Reputation: 628
I've found multiple guides on how to implement an xss filter by using different regular expressions to pick out scripting. But I've found a flaw in the one which evaluates the eval() tag. This regex eval.*?\((.*?)\)
will pick out the eval tag but also picks out words like evaluate or medieval.
Any ideas on how I can make this regex better?
Upvotes: 0
Views: 364
Reputation: 4416
This filter is very likely flawed in several other ways. First of all it doesn't have to be eval("something")
. It can also be evalx("something")
where x
can be ascii 9, 10, 11, 12, 13 or 32 (and possibly other unicode values as well). So for instace eval ("something")
still runs. Secondly it could be window["eval"]("something")
or window["EVAL".toLowerCase()]("something")
or window["e" + "val"]("something")
, or window["ev\61l"]("something")
and so on.
Stopping XSS through input validation is very hard, because it depends on where the data is output (the context).

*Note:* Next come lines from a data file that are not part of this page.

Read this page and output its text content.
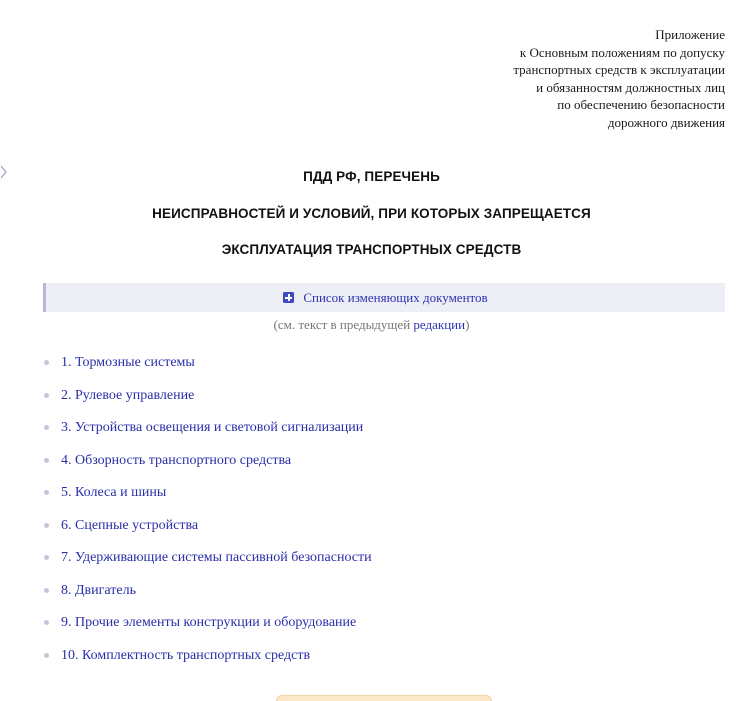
Приложение
к Основным положениям по допуску
транспортных средств к эксплуатации
и обязанностям должностных лиц
по обеспечению безопасности
дорожного движения
ПДД РФ, ПЕРЕЧЕНЬ
НЕИСПРАВНОСТЕЙ И УСЛОВИЙ, ПРИ КОТОРЫХ ЗАПРЕЩАЕТСЯ
ЭКСПЛУАТАЦИЯ ТРАНСПОРТНЫХ СРЕДСТВ
Список изменяющих документов
(см. текст в предыдущей редакции)
1. Тормозные системы
2. Рулевое управление
3. Устройства освещения и световой сигнализации
4. Обзорность транспортного средства
5. Колеса и шины
6. Сцепные устройства
7. Удерживающие системы пассивной безопасности
8. Двигатель
9. Прочие элементы конструкции и оборудование
10. Комплектность транспортных средств
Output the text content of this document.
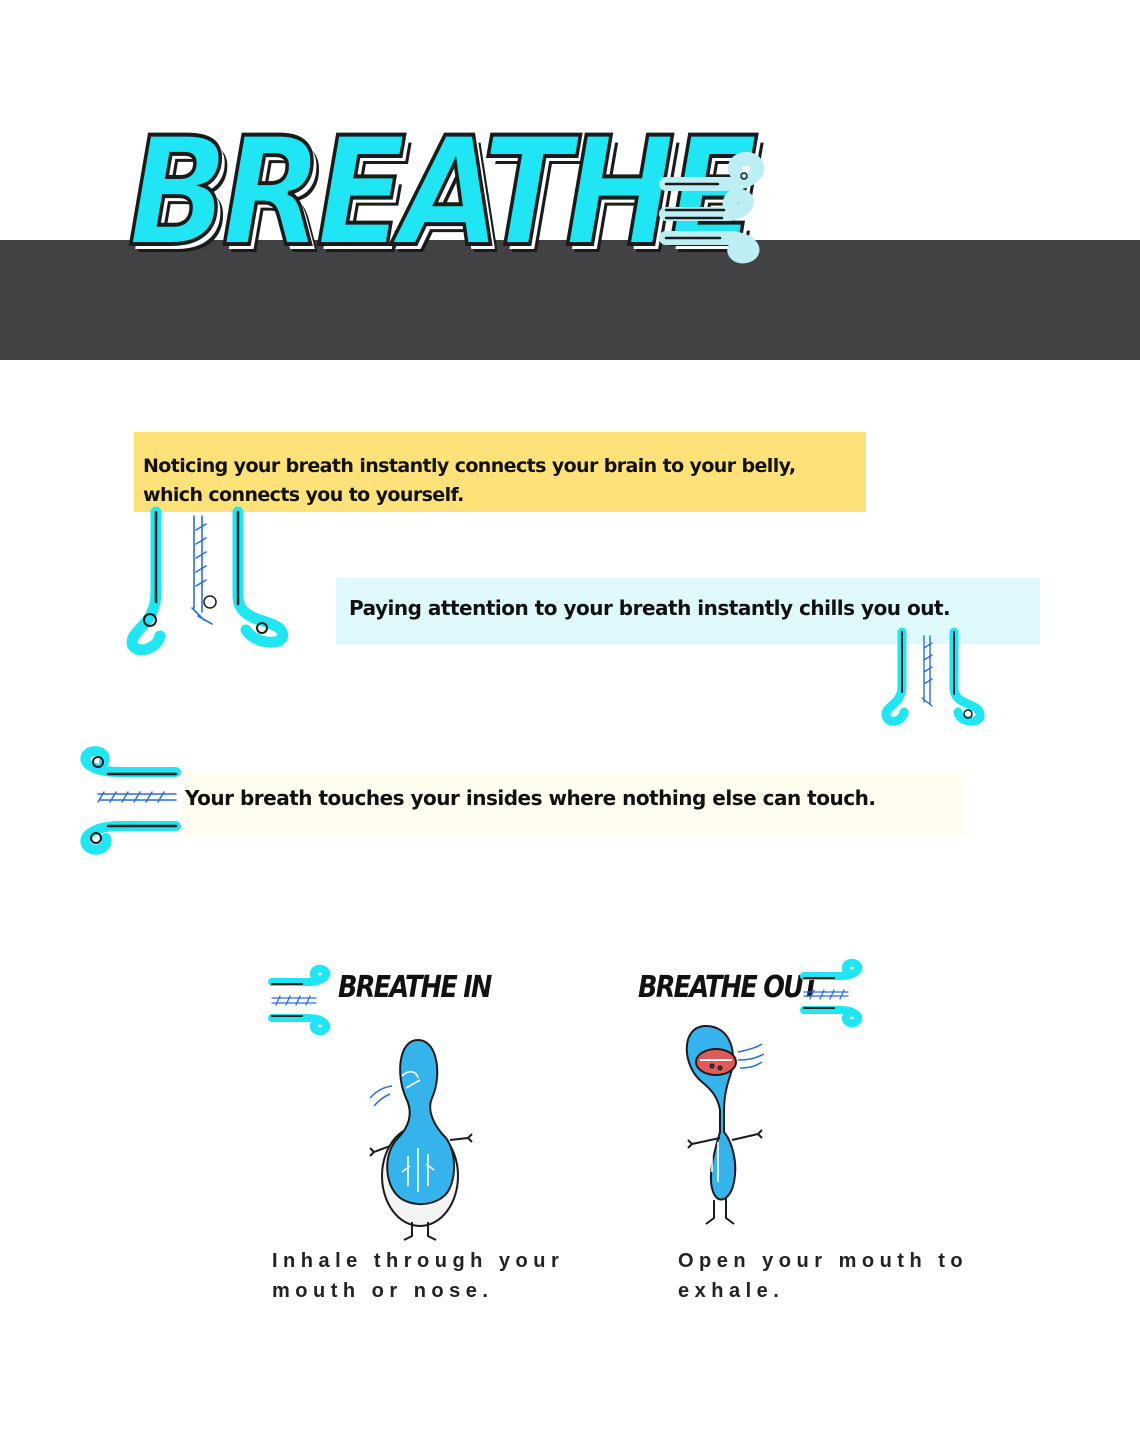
BREATHE
Noticing your breath instantly connects your brain to your belly, which connects you to yourself.
Paying attention to your breath instantly chills you out.
Your breath touches your insides where nothing else can touch.
BREATHE IN

Inhale through your mouth or nose.

BREATHE OUT

Open your mouth to exhale.
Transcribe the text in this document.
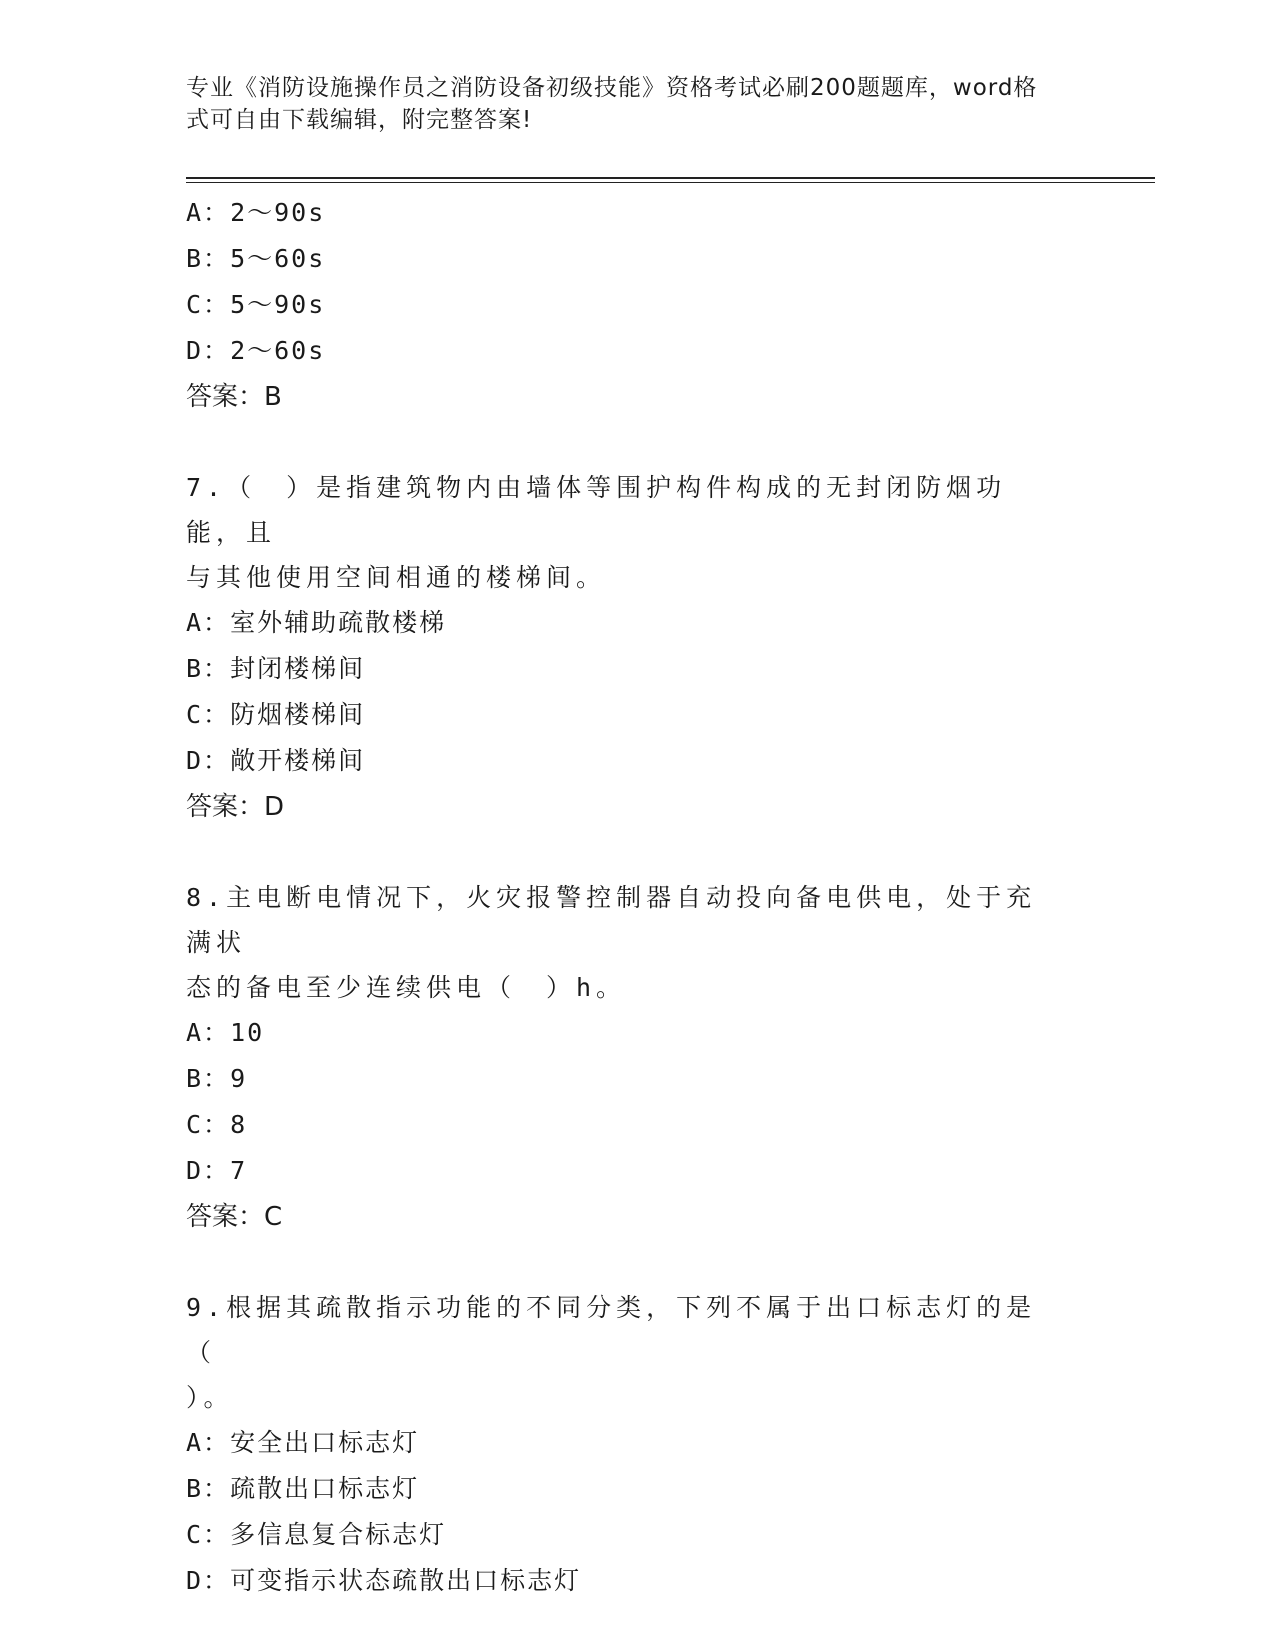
专业《消防设施操作员之消防设备初级技能》资格考试必刷200题题库，word格
式可自由下载编辑，附完整答案!
A：2～90s
B：5～60s
C：5～90s
D：2～60s
答案：B
7.（　）是指建筑物内由墙体等围护构件构成的无封闭防烟功能，且
与其他使用空间相通的楼梯间。
A：室外辅助疏散楼梯
B：封闭楼梯间
C：防烟楼梯间
D：敞开楼梯间
答案：D
8.主电断电情况下，火灾报警控制器自动投向备电供电，处于充满状
态的备电至少连续供电（　）h。
A：10
B：9
C：8
D：7
答案：C
9.根据其疏散指示功能的不同分类，下列不属于出口标志灯的是（
）。
A：安全出口标志灯
B：疏散出口标志灯
C：多信息复合标志灯
D：可变指示状态疏散出口标志灯
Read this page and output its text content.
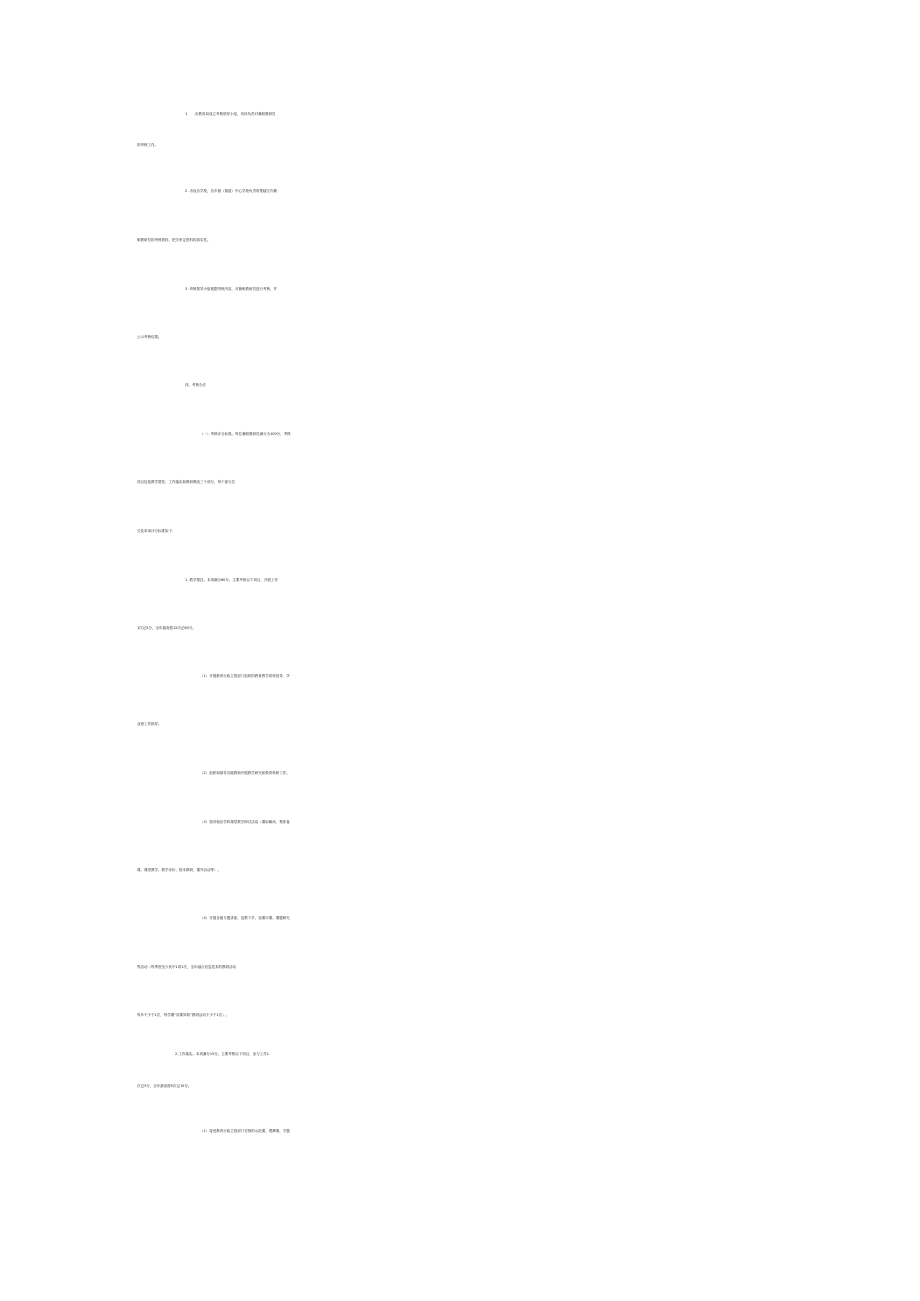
1      .市教育局成立考核领导小组，具体负责对兼职教研员
的考核工作。
2 .市直各学校、各乡旗（街道）中心学校负责收集辖区内兼
职教研员的考核资料，把关审定资料的真实性。
3 .考核领导小组根据考核内容，对兼职教研员进行考核，并
公示考核结果。
四、考核办法
（一）考核评分标准。每位兼职教研员满分为100分，考核
项目包括教学帮扶、工作落实和教研教改三个部分，每个部分总
分及单项评分标准如下：
1 .教学帮扶。本项满分60分。主要考核以下项目，开展工作
1次记5分，全年最高按12次记60分。
（1）开展教育行政主管部门组织的教育教学常规视导、毕
业班工作指导。
（2）组织和指导各级教师开展教学研究和教育科研工作。
（3）指导相应学科课堂教学研讨活动（课标解读、集体备
课、课堂教学、教学评价、校本教研、课外活动等）。
（4）开展各级专题讲座、送教下乡、说课评课、课题研究
等活动（每季度至少其中1项1次，全年融合信息技术的教研活动
每年不少于1次，每学期“同课异构”教研活动不少于1次）。
2.工作落实。本项满分15分。主要考核以下项目，参与工作1
次记3分，全年最高按5次记15分。
（1）接受教育行政主管部门安排的示范课、观摩课、专题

See the OWASP XSS Prevention Cheat Sheet for examples.
Upvotes: 0
Reputation: 627044
The regex matches more than expected because there is no word boundary check on the left and the lazy dot matching pattern on the right allows any zero or more characters other than a newline.
So to only match eval(...)
, use
\beval\((.*?)\)
or even
\beval\(([^()]*)\)
Upvotes: 1